American jewelry retailer Tiffany & Co. is scheduled to report its fourth quarter and full-year earnings before the markets open Friday. The luxury retailer, a huge chunk of whose sales depend on spending by foreign tourists, is expected to feel the pinch of a strong dollar that has made its products more expensive in other currencies.
According to a Reuters consensus estimate, Tiffany, which recently cut its financial outlook, is expected to report quarterly earnings of $1.40 per share, down 7 percent from the same period last year. The company’s revenue is expected to fall 5.2 percent to $1.2 billion, while its earnings before interest, taxes, depreciation and amortization are forecast to come in at $341 million, down 3.6 percent from the quarter ending January 2015.
For the full-year, the jeweler is expected to report revenue of $4.1 billion, down from $4.25 billion last year, and earnings of $3.78 per share, down 10 percent over the year.
In January, Tiffany warned of a difficult holiday period and cut its financial outlook, blaming a strong dollar and weak tourist spending. For the two month “holiday period” ending Dec. 31, its worldwide net sales dropped 3 percent due to declines in the Americas and Asia-Pacific regions, while its comparable store sales, which measures changes in revenue generated by a retail location over the past year, declined 5 percent.
Reported in U.S. dollars, Tiffany’s worldwide net sales of $961 million in the period were 6 percent lower than the previous year.

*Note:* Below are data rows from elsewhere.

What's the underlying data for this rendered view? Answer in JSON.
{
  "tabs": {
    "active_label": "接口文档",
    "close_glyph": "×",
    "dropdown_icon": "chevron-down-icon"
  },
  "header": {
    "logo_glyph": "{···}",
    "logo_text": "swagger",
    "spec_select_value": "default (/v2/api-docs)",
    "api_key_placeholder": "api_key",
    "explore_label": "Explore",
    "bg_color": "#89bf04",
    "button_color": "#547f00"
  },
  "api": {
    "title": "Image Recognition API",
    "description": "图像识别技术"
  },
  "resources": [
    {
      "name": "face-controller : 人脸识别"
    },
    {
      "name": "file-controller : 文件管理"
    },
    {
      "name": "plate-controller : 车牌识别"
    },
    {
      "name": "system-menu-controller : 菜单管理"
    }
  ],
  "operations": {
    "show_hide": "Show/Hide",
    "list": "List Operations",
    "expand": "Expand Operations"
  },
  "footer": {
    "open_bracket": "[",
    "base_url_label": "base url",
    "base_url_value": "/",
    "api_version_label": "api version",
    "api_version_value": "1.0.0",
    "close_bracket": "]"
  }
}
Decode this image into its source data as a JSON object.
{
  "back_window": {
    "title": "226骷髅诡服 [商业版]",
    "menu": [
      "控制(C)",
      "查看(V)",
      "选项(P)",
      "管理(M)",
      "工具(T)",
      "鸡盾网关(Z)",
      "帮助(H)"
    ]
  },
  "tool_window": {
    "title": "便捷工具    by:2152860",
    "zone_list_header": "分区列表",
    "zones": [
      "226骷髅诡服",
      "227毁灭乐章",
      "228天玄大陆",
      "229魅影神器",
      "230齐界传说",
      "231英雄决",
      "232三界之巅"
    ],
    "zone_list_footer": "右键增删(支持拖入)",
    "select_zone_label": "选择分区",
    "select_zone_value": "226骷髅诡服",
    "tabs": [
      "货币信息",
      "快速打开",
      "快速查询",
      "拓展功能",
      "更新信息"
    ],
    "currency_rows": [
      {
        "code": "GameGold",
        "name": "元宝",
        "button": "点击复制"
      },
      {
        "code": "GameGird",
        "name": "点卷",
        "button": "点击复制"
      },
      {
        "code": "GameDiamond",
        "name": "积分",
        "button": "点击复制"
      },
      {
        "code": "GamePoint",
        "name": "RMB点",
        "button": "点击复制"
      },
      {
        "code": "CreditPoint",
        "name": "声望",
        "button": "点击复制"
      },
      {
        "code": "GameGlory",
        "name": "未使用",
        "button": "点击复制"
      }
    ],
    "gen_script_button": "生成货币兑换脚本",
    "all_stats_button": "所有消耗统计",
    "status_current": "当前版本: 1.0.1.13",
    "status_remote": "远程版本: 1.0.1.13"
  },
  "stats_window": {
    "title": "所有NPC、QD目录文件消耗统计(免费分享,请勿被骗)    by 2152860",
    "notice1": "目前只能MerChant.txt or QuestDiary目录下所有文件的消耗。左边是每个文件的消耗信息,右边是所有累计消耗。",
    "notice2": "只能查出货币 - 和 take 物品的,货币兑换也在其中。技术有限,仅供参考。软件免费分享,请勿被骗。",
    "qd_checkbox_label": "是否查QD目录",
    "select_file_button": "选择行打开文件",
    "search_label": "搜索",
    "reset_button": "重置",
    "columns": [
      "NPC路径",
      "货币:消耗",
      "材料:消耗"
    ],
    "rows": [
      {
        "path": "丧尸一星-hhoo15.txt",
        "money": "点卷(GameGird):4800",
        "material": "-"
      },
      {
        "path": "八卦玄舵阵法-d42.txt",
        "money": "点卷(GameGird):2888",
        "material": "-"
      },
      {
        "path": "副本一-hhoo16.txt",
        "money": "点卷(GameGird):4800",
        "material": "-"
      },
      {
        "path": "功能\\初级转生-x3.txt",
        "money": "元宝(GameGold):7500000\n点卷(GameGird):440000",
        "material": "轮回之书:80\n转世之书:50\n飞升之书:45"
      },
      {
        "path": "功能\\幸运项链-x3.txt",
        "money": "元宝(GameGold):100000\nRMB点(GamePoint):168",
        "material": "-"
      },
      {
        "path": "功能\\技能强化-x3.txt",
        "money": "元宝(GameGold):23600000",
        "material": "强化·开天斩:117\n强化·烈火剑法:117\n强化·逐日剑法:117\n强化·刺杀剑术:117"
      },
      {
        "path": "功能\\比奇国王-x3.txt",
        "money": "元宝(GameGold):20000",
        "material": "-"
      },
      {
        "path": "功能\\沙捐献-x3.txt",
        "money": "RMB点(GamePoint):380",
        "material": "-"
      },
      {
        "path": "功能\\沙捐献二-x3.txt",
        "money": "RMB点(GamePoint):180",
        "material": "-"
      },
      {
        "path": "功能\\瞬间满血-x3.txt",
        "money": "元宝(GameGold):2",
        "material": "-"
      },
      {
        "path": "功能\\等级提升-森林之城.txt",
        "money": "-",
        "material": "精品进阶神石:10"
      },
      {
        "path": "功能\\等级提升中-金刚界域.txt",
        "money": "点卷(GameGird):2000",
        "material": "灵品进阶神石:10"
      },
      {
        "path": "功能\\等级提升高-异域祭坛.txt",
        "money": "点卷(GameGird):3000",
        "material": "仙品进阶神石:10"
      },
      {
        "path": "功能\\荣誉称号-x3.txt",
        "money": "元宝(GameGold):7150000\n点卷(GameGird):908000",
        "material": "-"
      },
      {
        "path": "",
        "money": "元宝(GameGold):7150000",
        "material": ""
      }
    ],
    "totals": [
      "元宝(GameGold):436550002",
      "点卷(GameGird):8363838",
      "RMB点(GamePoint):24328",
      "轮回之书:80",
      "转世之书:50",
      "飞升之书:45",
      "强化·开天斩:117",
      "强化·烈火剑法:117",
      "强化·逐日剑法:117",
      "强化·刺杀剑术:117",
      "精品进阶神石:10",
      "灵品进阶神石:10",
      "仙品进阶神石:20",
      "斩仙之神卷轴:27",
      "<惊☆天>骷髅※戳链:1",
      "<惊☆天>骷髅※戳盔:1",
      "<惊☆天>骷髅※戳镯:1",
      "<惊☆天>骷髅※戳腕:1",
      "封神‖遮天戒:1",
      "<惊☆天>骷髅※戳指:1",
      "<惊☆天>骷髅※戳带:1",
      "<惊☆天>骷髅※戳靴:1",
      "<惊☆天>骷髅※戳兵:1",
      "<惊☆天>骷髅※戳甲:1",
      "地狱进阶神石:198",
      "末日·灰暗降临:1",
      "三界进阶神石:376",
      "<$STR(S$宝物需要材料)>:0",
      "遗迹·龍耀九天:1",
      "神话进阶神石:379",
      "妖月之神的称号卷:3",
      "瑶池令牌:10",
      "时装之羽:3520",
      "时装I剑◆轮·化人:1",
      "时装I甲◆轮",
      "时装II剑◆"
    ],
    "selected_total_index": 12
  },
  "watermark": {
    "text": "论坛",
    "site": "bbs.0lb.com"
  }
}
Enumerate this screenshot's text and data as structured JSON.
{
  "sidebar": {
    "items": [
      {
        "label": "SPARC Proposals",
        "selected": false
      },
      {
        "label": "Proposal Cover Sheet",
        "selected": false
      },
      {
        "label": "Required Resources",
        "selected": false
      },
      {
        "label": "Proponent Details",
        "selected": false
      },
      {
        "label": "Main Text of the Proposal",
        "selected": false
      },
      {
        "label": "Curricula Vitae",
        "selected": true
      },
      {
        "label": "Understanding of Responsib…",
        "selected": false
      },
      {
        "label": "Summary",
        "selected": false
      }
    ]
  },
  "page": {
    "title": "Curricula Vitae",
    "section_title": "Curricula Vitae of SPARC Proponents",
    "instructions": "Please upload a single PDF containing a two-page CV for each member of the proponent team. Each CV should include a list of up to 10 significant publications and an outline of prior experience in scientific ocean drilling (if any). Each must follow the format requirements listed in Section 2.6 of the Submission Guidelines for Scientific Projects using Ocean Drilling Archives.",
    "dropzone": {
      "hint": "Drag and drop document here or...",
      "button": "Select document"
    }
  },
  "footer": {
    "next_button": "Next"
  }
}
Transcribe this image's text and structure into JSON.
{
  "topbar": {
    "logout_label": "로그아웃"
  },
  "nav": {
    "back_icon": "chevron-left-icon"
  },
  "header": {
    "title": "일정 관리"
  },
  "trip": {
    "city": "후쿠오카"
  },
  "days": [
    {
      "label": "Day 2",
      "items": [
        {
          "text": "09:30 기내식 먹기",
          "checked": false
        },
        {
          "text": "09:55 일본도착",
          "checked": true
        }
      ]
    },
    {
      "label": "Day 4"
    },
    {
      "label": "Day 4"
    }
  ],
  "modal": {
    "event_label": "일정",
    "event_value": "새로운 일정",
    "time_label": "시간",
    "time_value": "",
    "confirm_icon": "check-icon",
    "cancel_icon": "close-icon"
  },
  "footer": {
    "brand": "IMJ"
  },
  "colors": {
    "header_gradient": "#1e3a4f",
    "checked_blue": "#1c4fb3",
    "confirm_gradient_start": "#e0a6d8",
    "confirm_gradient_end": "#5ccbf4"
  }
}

“We continued to feel pressure from the strong U.S. dollar on the translation of non-U.S. sales into dollars and on foreign tourist spending in the U.S., which we expect will continue into 2016,” Tiffany CEO Frederic Cumenal said in a statement. “We believe overall sales results were negatively affected by restrained consumer spending tied to challenging and uncertain global economic conditions and we expect 2015 earnings to come in at the low end of our previously-set range of expectations.”
So far this year, Tiffany has underperformed the broad markets with the stock down nearly 9 percent. Over the past year, the company’s shares have dropped over 18 percent.